Artikel: Proteste behindert

Die aber hatten kein Verständnis, sondern schlichtweg Angst. »Es war erschreckend«, erklärte eine Dresdnerin, die in einer Nebenstraße der Naziaufmarschroute wohnt. Sie wollte mit ihrer Familie gegen den rechten Aufzug protestieren. Die Kinder hatten ein kleines Antinazi-Transparent gemalt. Als die Neofaschisten kamen, traute die Familie ihren Augen nicht: Der Zug von 6000 Rechten wurde vorn von rund 200 Polizisten begleitet. Dahinter waren praktisch keine Beamten mehr zu sehen. »Die Nazis zogen 15 bis 20 Minuten lang unmittelbar an uns vorbei. Hätten sie jemanden angreifen wollen, so hätte absolut niemand sie daran hindern können.« Teilnehmer kompletter Marschblöcke seien unbeanstandet bis auf die Augen vermummt gewesen. Man habe es nicht wagen können, den Nazis die Meinung zu sagen. »Zivilcourage wäre in diesem Fall wohl Selbstmord« gewesen, so das bittere Fazit.
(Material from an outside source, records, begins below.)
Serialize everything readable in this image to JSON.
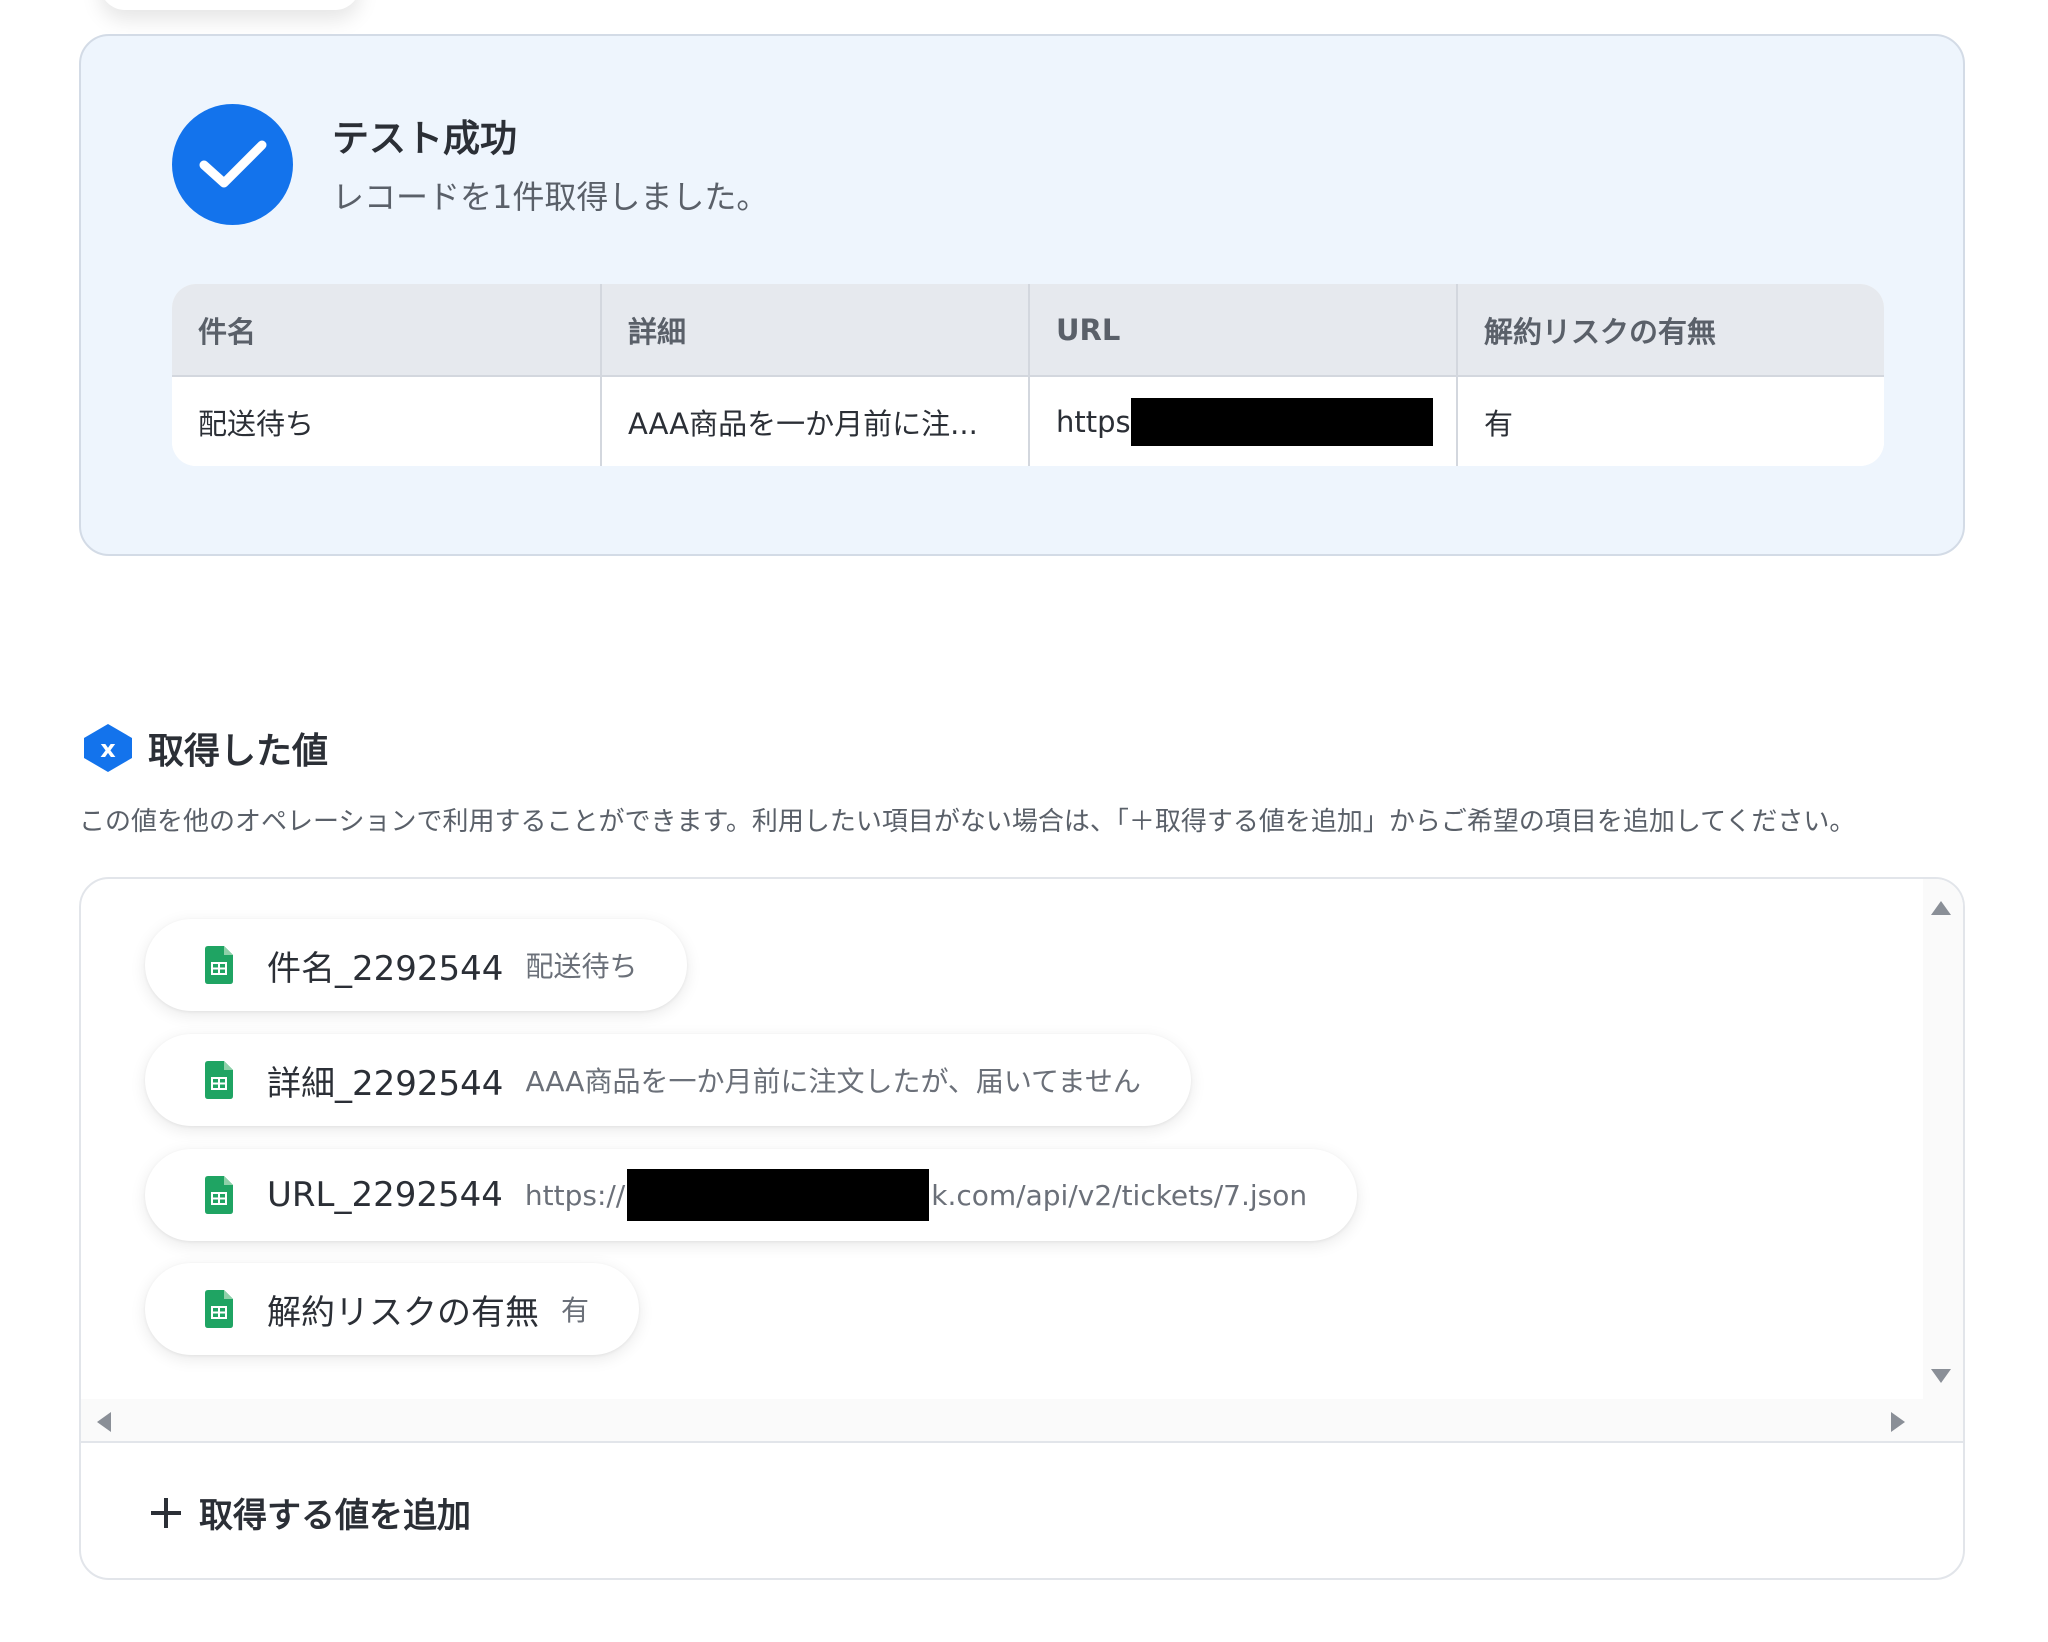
{
  "success": {
    "title": "テスト成功",
    "subtitle": "レコードを1件取得しました。",
    "columns": [
      "件名",
      "詳細",
      "URL",
      "解約リスクの有無"
    ],
    "row": [
      "配送待ち",
      "AAA商品を一か月前に注...",
      "https",
      "有"
    ],
    "accent_color": "#1373ec"
  },
  "values": {
    "title": "取得した値",
    "description": "この値を他のオペレーションで利用することができます。利用したい項目がない場合は、「＋取得する値を追加」からご希望の項目を追加してください。",
    "chips": [
      {
        "label": "件名_2292544",
        "value": "配送待ち"
      },
      {
        "label": "詳細_2292544",
        "value": "AAA商品を一か月前に注文したが、届いてません"
      },
      {
        "label": "URL_2292544",
        "value_prefix": "https://",
        "value_suffix": "k.com/api/v2/tickets/7.json"
      },
      {
        "label": "解約リスクの有無",
        "value": "有"
      }
    ],
    "add_label": "取得する値を追加",
    "icon": "spreadsheet-icon",
    "sheet_color": "#1fa463"
  }
}
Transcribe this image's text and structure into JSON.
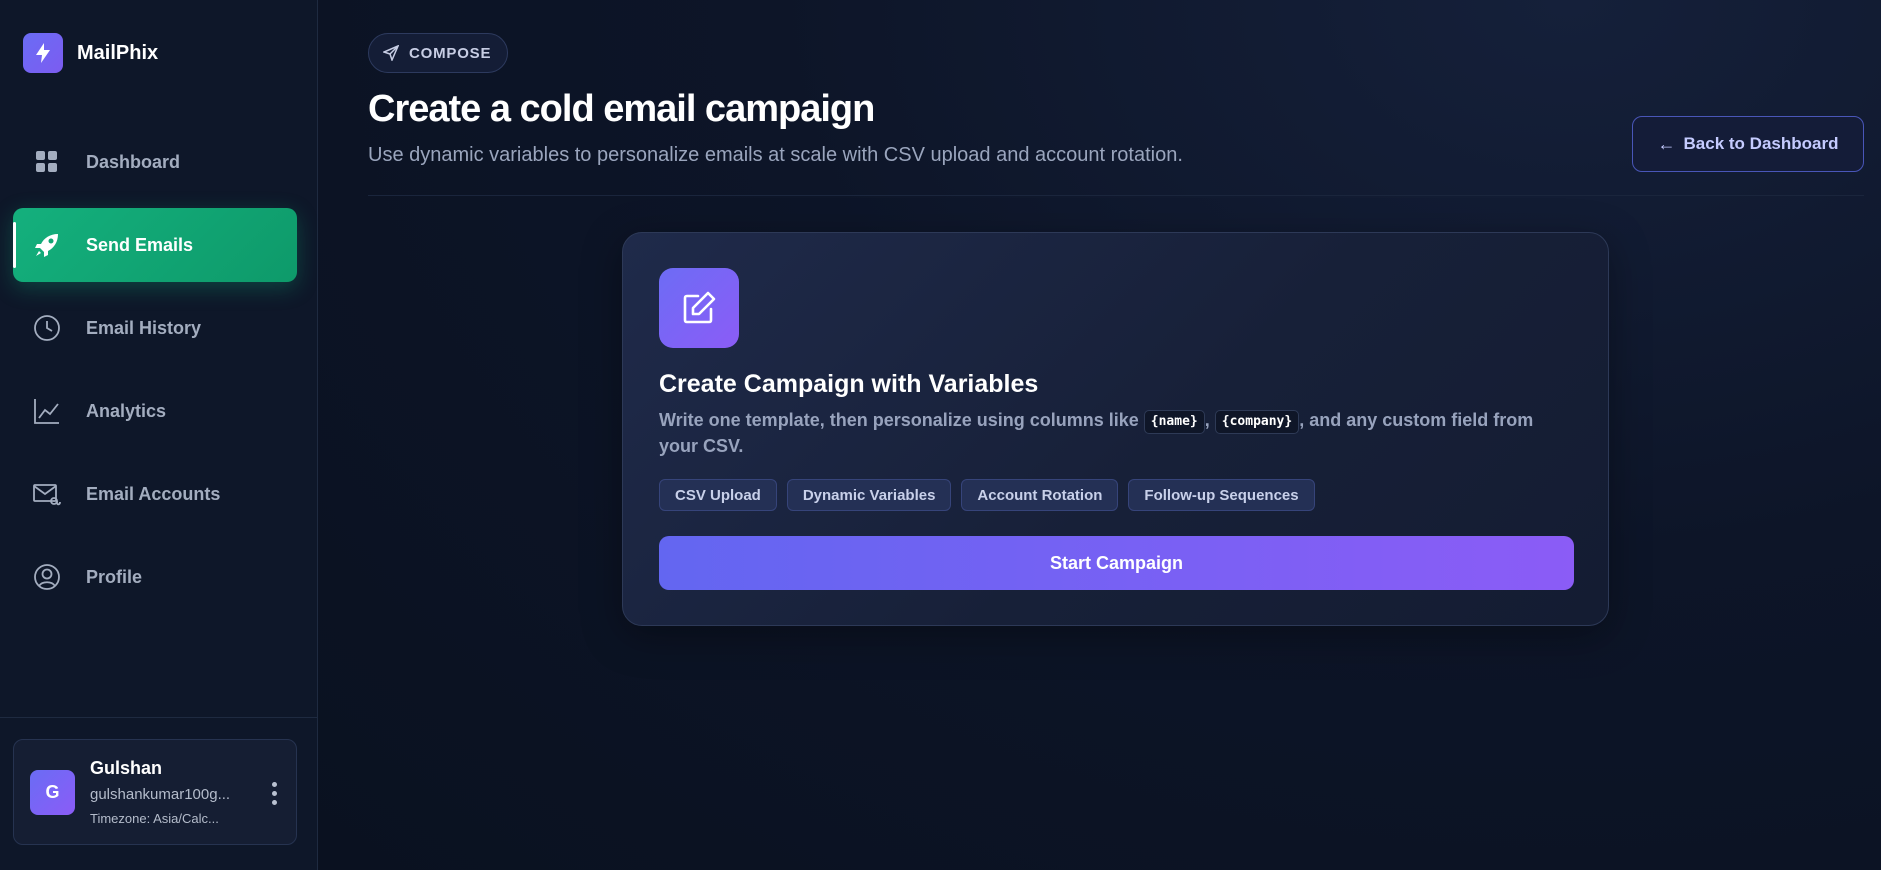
{
  "brand": {
    "name": "MailPhix",
    "icon": "lightning-bolt-icon"
  },
  "sidebar": {
    "items": [
      {
        "label": "Dashboard",
        "icon": "grid-icon",
        "active": false
      },
      {
        "label": "Send Emails",
        "icon": "rocket-icon",
        "active": true
      },
      {
        "label": "Email History",
        "icon": "clock-icon",
        "active": false
      },
      {
        "label": "Analytics",
        "icon": "line-chart-icon",
        "active": false
      },
      {
        "label": "Email Accounts",
        "icon": "mail-at-icon",
        "active": false
      },
      {
        "label": "Profile",
        "icon": "user-circle-icon",
        "active": false
      }
    ]
  },
  "user": {
    "initial": "G",
    "name": "Gulshan",
    "email": "gulshankumar100g...",
    "timezone": "Timezone: Asia/Calc..."
  },
  "header": {
    "badge": "COMPOSE",
    "title": "Create a cold email campaign",
    "subtitle": "Use dynamic variables to personalize emails at scale with CSV upload and account rotation.",
    "back_button": "Back to Dashboard"
  },
  "card": {
    "title": "Create Campaign with Variables",
    "desc_prefix": "Write one template, then personalize using columns like ",
    "var_name": "{name}",
    "desc_sep": ", ",
    "var_company": "{company}",
    "desc_suffix": ", and any custom field from your CSV.",
    "tags": [
      "CSV Upload",
      "Dynamic Variables",
      "Account Rotation",
      "Follow-up Sequences"
    ],
    "cta": "Start Campaign"
  },
  "colors": {
    "accent": "#6366f1",
    "active_nav": "#10b981",
    "background": "#0b1222"
  }
}
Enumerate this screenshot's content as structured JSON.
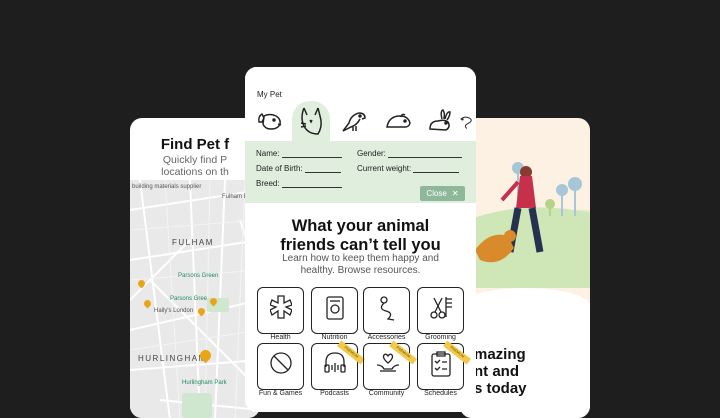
{
  "left": {
    "title": "Find Pet f",
    "subtitle_line1": "Quickly find P",
    "subtitle_line2": "locations on th",
    "map_labels": {
      "fulham": "FULHAM",
      "fulham_bro": "Fulham B",
      "parsons_green": "Parsons Green",
      "parsons_green2": "Parsons Gree",
      "hally": "Hally's London",
      "hurlingham": "HURLINGHAM",
      "hurlingham_park": "Hurlingham Park",
      "building_supplier": "building materials supplier"
    }
  },
  "center": {
    "my_pet_label": "My Pet",
    "pets": [
      "dog",
      "cat",
      "bird",
      "rodent",
      "rabbit",
      "reptile"
    ],
    "selected_pet": "cat",
    "form": {
      "name": "Name:",
      "gender": "Gender:",
      "dob": "Date of Birth:",
      "weight": "Current weight:",
      "breed": "Breed:"
    },
    "close_label": "Close",
    "heading_line1": "What your animal",
    "heading_line2": "friends can’t tell you",
    "desc_line1": "Learn how to keep them happy and",
    "desc_line2": "healthy. Browse resources.",
    "tiles": [
      {
        "label": "Health",
        "icon": "medical-star-icon",
        "premium": false
      },
      {
        "label": "Nutrition",
        "icon": "food-bag-icon",
        "premium": false
      },
      {
        "label": "Accessories",
        "icon": "leash-icon",
        "premium": false
      },
      {
        "label": "Grooming",
        "icon": "scissors-comb-icon",
        "premium": false
      },
      {
        "label": "Fun & Games",
        "icon": "ball-icon",
        "premium": false
      },
      {
        "label": "Podcasts",
        "icon": "headphones-icon",
        "premium": true
      },
      {
        "label": "Community",
        "icon": "hands-heart-icon",
        "premium": true
      },
      {
        "label": "Schedules",
        "icon": "checklist-icon",
        "premium": true
      }
    ],
    "premium_label": "PREMIUM"
  },
  "right": {
    "line1": "mazing",
    "line2": "nt and",
    "line3": "s today"
  },
  "colors": {
    "background": "#1e1e1e",
    "green_panel": "#dfeedd",
    "close_button": "#8fb89a",
    "premium": "#f2c94c",
    "pin": "#e9a516"
  }
}
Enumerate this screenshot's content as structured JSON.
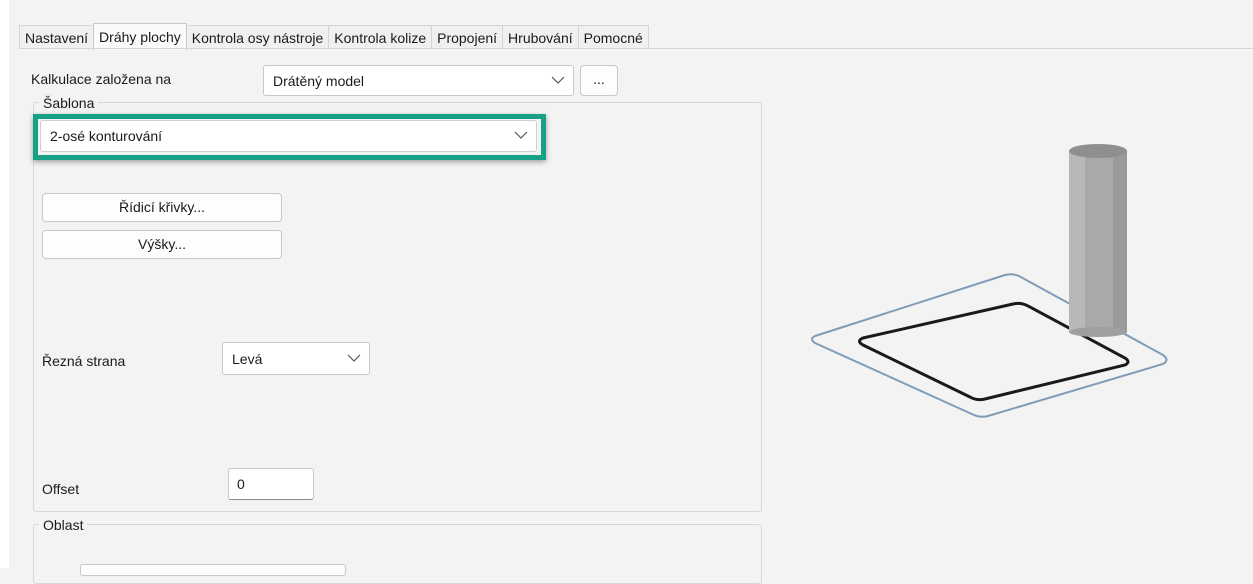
{
  "tabs": [
    {
      "label": "Nastavení",
      "active": false
    },
    {
      "label": "Dráhy plochy",
      "active": true
    },
    {
      "label": "Kontrola osy nástroje",
      "active": false
    },
    {
      "label": "Kontrola kolize",
      "active": false
    },
    {
      "label": "Propojení",
      "active": false
    },
    {
      "label": "Hrubování",
      "active": false
    },
    {
      "label": "Pomocné",
      "active": false
    }
  ],
  "calculation": {
    "label": "Kalkulace založena na",
    "value": "Drátěný model",
    "more_button": "..."
  },
  "template_group": {
    "legend": "Šablona",
    "value": "2-osé konturování",
    "guide_curves_button": "Řídicí křivky...",
    "heights_button": "Výšky..."
  },
  "cut_side": {
    "label": "Řezná strana",
    "value": "Levá"
  },
  "offset": {
    "label": "Offset",
    "value": "0"
  },
  "area_group": {
    "legend": "Oblast"
  },
  "colors": {
    "highlight": "#16a085",
    "plane_outline": "#7f9cb8",
    "contour": "#1a1a1a",
    "tool": "#a7a7a7"
  },
  "icons": {
    "dropdown": "chevron-down-icon",
    "preview": "contour-toolpath-preview"
  }
}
Solche Befürchtungen sind berechtigt. Auf Radio 1/RBB berichtete eine Journalistin, daß die Rechten den Pressetroß angegriffen hätten, ohne daß die Polizei eingegriffen habe. Am Abend verletzten Neonazis auf einem Autobahnparkplatz bei Jena fünf Gegendemonstranten, die mit einem Bus des DGB auf dem Rückweg nach Hessen waren.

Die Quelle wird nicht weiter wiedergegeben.